The Pinocchio Park in Collodi (an hour by car) is Florence-area August family infrastructure — not high art, but genuinely fun, and the Pinocchio story has a specific resonance in Tuscany where Carlo Collodi was born.
For older children: the Galileo Museum is underrated for younger visitors. The telescopes, the preserved moons model, the preserved finger in a reliquary — the museum plays well to the particular combination of scientific curiosity and morbid fascination that characterises approximately ten to fourteen year olds.
The gelato issue
This is a good month to learn the difference between good gelato and tourist-trap gelato, because the distinction matters everywhere in Florence but is most dramatically visible in August, when every bad operator has a mountain of lurid mango-coloured gelato piled high in the window.
Real Florentine gelato: subdued colours (pistachio is pale green, not neon; chocolate is dark brown), stored in covered stainless steel containers called pozzetti, not displayed in mountainous piles. Good spots include Gelateria dei Neri (Via dei Neri), Gelateria Santa Trinita (Piazza Santa Trinita), and Sbrino Gelatificio Contadino in Oltrarno.
In August, with temperatures above 35°C, having a reliable gelato spot within five minutes is a survival strategy.
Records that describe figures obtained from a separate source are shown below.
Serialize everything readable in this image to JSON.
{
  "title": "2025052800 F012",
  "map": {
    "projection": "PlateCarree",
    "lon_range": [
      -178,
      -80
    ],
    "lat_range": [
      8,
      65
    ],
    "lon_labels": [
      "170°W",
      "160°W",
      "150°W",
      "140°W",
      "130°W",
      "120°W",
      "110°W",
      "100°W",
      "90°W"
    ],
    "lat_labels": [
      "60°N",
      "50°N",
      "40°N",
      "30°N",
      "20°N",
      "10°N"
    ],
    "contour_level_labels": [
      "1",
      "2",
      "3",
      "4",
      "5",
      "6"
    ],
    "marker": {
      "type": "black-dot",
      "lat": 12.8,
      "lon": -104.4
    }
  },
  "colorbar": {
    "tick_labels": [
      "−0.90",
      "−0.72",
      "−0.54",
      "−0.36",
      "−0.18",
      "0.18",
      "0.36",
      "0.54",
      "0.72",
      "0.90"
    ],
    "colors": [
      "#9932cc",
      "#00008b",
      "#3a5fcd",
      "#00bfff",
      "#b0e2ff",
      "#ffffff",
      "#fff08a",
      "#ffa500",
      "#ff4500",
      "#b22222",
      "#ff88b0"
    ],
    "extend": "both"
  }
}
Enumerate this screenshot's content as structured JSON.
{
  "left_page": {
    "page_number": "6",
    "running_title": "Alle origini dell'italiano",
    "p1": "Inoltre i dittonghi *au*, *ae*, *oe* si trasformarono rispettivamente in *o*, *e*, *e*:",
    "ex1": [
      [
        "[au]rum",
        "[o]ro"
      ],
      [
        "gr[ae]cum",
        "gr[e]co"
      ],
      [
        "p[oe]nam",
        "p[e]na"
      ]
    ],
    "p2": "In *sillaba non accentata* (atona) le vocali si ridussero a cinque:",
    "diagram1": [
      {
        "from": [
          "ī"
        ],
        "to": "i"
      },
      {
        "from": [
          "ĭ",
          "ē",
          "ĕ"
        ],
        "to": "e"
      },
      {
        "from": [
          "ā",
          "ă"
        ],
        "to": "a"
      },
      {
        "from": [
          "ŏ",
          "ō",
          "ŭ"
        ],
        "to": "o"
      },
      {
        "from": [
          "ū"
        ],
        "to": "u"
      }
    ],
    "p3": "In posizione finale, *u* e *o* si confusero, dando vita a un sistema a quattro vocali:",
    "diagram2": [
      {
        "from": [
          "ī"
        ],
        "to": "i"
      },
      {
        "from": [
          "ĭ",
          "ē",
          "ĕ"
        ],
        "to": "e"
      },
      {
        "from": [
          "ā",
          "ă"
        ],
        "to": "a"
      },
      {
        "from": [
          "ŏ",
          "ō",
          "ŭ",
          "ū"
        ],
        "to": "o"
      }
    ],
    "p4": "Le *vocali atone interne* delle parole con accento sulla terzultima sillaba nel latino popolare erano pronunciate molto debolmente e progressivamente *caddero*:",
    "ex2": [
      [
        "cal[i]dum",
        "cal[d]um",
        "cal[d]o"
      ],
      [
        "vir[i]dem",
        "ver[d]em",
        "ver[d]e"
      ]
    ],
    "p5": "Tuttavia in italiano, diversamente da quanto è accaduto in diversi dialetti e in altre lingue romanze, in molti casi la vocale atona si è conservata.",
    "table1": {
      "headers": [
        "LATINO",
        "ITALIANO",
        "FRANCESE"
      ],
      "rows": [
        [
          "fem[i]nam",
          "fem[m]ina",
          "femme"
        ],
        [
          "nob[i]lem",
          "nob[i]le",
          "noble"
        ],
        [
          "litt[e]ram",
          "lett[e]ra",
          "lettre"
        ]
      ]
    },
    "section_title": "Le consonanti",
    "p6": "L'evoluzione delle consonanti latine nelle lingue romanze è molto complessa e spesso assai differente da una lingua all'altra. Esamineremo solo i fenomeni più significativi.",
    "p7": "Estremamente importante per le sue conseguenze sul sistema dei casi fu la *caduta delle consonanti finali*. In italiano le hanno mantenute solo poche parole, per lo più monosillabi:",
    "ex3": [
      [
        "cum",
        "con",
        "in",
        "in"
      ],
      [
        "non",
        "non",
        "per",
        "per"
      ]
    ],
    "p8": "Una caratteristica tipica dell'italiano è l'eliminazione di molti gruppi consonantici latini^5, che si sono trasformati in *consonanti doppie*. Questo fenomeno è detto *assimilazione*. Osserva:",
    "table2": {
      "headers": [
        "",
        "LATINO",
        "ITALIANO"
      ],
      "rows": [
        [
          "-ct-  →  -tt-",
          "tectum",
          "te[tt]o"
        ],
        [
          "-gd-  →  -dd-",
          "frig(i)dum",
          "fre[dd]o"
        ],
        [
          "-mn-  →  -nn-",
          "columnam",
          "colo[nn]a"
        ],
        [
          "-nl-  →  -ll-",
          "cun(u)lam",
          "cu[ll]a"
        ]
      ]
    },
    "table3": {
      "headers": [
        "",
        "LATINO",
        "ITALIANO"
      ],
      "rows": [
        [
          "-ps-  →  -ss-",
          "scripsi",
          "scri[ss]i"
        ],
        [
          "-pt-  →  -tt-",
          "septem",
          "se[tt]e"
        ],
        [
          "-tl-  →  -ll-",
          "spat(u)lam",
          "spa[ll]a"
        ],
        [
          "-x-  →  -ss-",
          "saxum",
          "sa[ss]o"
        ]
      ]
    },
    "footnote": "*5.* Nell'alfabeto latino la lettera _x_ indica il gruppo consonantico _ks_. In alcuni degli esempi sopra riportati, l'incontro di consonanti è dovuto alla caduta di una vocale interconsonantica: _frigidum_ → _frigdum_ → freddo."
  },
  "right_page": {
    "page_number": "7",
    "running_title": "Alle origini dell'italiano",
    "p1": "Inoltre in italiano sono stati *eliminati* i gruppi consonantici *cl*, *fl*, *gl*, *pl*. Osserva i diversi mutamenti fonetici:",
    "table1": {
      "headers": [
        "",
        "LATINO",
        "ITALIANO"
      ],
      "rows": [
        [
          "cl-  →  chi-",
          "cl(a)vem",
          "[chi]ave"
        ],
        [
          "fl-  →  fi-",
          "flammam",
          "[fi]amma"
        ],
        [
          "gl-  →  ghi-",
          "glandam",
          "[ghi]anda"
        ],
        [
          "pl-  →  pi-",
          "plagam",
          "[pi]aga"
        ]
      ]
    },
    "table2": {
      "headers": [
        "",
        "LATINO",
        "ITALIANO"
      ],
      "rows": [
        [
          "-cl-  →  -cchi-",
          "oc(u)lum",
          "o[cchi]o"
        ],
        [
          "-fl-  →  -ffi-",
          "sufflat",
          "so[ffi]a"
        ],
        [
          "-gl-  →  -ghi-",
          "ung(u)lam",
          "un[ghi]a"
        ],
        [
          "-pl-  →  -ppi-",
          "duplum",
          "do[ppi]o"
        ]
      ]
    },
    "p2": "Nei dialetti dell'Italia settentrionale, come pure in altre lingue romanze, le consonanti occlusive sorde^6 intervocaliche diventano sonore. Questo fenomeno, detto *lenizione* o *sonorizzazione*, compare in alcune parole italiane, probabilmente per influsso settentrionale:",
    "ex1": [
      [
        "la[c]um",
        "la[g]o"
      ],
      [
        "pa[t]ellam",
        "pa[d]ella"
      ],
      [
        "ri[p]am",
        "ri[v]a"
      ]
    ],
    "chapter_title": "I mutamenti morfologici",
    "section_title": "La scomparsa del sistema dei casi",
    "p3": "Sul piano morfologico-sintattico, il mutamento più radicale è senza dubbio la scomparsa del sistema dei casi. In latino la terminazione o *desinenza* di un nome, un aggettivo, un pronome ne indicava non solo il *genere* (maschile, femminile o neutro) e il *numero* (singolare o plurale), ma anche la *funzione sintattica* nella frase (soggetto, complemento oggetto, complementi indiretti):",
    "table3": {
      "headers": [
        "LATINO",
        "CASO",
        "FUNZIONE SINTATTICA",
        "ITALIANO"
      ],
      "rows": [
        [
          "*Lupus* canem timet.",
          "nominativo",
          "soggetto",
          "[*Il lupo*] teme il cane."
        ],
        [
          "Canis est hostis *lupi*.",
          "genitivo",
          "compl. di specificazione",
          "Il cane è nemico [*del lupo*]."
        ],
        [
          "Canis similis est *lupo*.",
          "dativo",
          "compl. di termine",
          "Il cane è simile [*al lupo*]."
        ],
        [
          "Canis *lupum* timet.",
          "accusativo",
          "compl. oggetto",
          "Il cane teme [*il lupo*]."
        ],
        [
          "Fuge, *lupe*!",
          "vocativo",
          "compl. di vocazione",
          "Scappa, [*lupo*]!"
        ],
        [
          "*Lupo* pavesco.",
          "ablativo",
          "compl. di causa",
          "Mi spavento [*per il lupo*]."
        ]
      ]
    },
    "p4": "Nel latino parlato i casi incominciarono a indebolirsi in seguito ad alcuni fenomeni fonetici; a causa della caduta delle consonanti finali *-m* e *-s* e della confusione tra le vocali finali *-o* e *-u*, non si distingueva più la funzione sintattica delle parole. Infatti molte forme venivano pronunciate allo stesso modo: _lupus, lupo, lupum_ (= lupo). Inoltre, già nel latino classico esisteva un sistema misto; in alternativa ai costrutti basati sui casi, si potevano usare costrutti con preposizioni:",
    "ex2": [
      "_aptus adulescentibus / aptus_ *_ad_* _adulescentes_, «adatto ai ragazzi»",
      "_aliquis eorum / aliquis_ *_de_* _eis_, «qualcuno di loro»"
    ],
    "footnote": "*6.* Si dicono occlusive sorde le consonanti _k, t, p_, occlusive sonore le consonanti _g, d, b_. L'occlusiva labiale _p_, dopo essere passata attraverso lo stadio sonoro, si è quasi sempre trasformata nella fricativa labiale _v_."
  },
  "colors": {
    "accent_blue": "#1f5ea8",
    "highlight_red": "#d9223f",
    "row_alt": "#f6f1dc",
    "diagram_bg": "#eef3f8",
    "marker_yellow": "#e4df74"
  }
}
The heat management strategy
The fundamental error most August visitors make is trying to operate on their usual travel schedule — museums at 10am, lunch at 1pm, afternoon walk. In August Florence, this puts you outdoors at the worst heat of the day and competing for museum time with everyone who had the same idea.
The better approach, borrowed from how Florentines themselves handle August:
6:30-10am: Everything worth doing outside — Piazzale Michelangelo at sunrise, early morning markets, walking the Oltrarno streets before they fill. The air is still cool, the light is beautiful, and the city is yours.
10am-1pm: Air-conditioned museums. The Uffizi and Accademia are genuinely pleasant in August once you’re inside — both are well cooled. Schedule your major museum visits here.
1-4pm: The Italian afternoon. Eat lunch early (noon to 12:30pm at a proper trattoria), then retreat to your accommodation, the shade of the Boboli Gardens, or a gelato shop with seating. This window is not for sightseeing.
4-7pm: Return to outdoor activity as temperatures drop. Walking tours, the Piazza della Signoria, the river walk along the Lungarni.
7pm onwards: The best part of August in Florence. Long evenings, tables outdoors, aperitivo bars with the terraces filling up, outdoor cinema screenings (the Estate Fiorentina programme runs throughout summer and includes open-air film and music events in various piazzas and parks — free or low cost).
Accommodation advice for August
Hotels in August cost more and require booking further ahead than any other month. The trade-off is that more of the city’s accommodation stock is functioning, as opposed to November when some smaller hotels close for renovation.
Book the following as early as you can confirm your dates:
- Your hotel (2-3 months in advance minimum for good options)
- Uffizi timed entry (book the day slots open — typically 60 days ahead)
- Accademia timed entry (same approach)
- Any restaurant with a specific garden or terrace (outdoor dining fills up fast in summer)
My honest verdict
August is Florence on hard mode. The heat, crowds, and Ferragosto closures create a genuinely difficult travel environment. If you have a choice of months, go in April, May, September, or October — you’ll have better weather, shorter queues, and more of Florence’s authentic local life available to you.
But if August is what you have, then plan around the heat (early mornings, museum afternoons, evening everything), book every museum ticket in advance, and embrace the golden-hour version of the city that the crowds can’t touch because they’ve all gone to dinner.
It’s different from the Florence of spring. It’s not lesser.